Lester Gerard Packingham had been a registered sex offender in North Carolina since 2002 after he pled guilty at age 21 to having sex with a 13-year-old girl whom he said he was dating. Packingham had no further convictions for sex crimes after that incident. In 2010, however, he posted on Facebook about a traffic ticket. This caught the attention of the authorities, and he was convicted under N.C. Gen. Stat. Ann. § 14–202.5.

Packingham challenged the constitutionality of the law, arguing among other things, that it infringed on his First Amendment rights to "speak" in the public square.

Supreme Court's Analysis

In an 8-0 decision authored by Justice Anthony M. Kennedy, the Court held that North Carolina's statute was unconstitutional.

Applying a legal test known as intermediate scrutiny, the Court essentially required the state of North Carolina to show that the statute was narrowly tailored to its objective; in other words, that the statute does not burden a sex offender's First Amendment rights any more than necessary to achieve the government's goal of safeguarding children.

North Carolina was unable to meet this burden, since the statute banned participation in essentially all types of social media, without any meaningful chronological or substantive limitations.

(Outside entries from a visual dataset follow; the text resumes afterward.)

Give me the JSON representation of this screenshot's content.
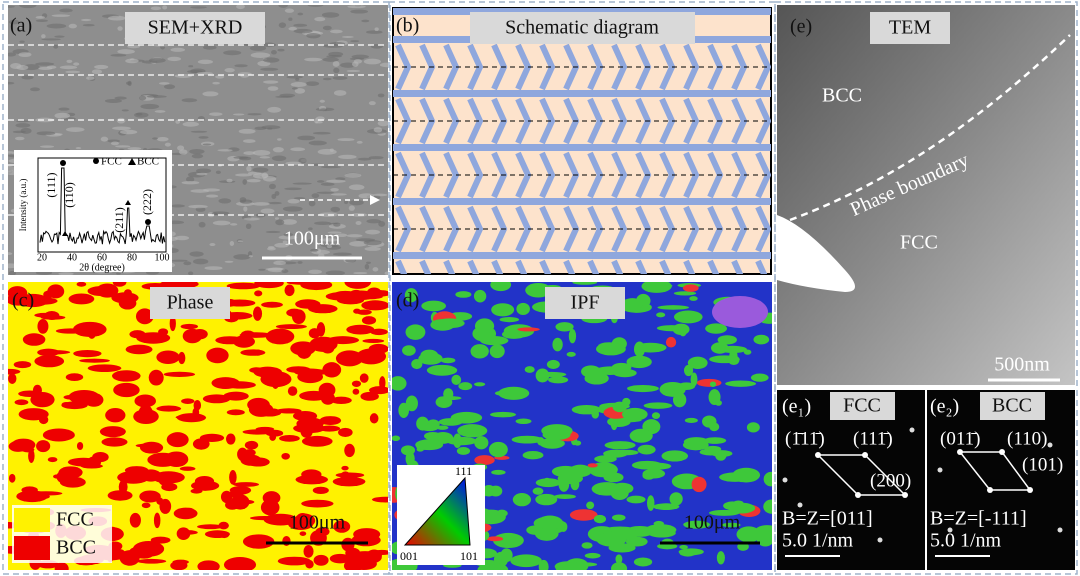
{
  "panels": {
    "a": {
      "label": "(a)",
      "title": "SEM+XRD",
      "scale_bar": "100μm"
    },
    "b": {
      "label": "(b)",
      "title": "Schematic diagram"
    },
    "c": {
      "label": "(c)",
      "title": "Phase",
      "scale_bar": "100μm",
      "legend": [
        "FCC",
        "BCC"
      ]
    },
    "d": {
      "label": "(d)",
      "title": "IPF",
      "scale_bar": "100μm"
    },
    "e": {
      "label": "(e)",
      "title": "TEM",
      "scale_bar": "500nm",
      "annotations": [
        "BCC",
        "Phase boundary",
        "FCC"
      ]
    },
    "e1": {
      "label": "(e₁)",
      "title": "FCC",
      "spots": [
        "(1̄11̄)",
        "(111̄)",
        "(200)"
      ],
      "zone": "B=Z=[011]",
      "scale_bar": "5.0 1/nm"
    },
    "e2": {
      "label": "(e₂)",
      "title": "BCC",
      "spots": [
        "(011̄)",
        "(110)",
        "(101)"
      ],
      "zone": "B=Z=[-111]",
      "scale_bar": "5.0 1/nm"
    }
  },
  "xrd": {
    "legend": [
      "FCC",
      "BCC"
    ],
    "y_label": "Intensity (a.u.)",
    "x_label": "2θ (degree)",
    "x_ticks": [
      "20",
      "40",
      "60",
      "80",
      "100"
    ],
    "peaks": [
      "(111)",
      "(110)",
      "(211)",
      "(222)"
    ]
  },
  "ipf": {
    "corners": [
      "001",
      "101",
      "111"
    ]
  }
}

The Court's decision is remarkable for its description of social media as central to modern day discourse. For example, the Court noted that about 70% of Americans use at least one social networking service. Facebook alone has 1.79 billion active users, about three times the population of North America. Justice Kennedy emphasized the fact that these social networks are now essential means of communication in democratic society about topics ranging from politics to economics to culture to religion:

On Facebook… users can debate religion and politics with their friends and neighbors or share vacation photos. On LinkedIn, users can look for work, advertise for employees, or review tips on entrepreneurship. And on Twitter, users can petition their elected representatives and otherwise engage with them in a direct manner," he wrote. "Indeed, Governors in all 50 States and almost every Member of Congress have set up accounts for this purpose. In short, social media users employ these websites to engage in a wide array of protected First Amendment activity….

Justice Samuel Alito, joined by Justice Thomas and Chief Justice Roberts, concurred in the judgment but offered a different analysis, writing that the majority opinion perhaps went too far in equating the Internet with the modern public square. Justice Alito also worried that the majority's opinion could leave states "largely powerless to restrict even the most dangerous sexual predators from visiting any internet sites."

Potential Impact of Packingham Decision

The Supreme Court is sometimes criticized as being generationally out of touch with many Americans. Yet its decision in Packingham gives full voice to the role of the Internet generally, and social media specifically, in modern American life.

The justices unanimously acknowledged that the "public square" that was so valuable to the Framers of the Constitution in the eighteenth century exists today in another form. Although the scope of this case is narrow--a specific law affecting convicted sexual predators--the broader importance of social media within the context of the First Amendment is likely to become an increasingly important legal issue.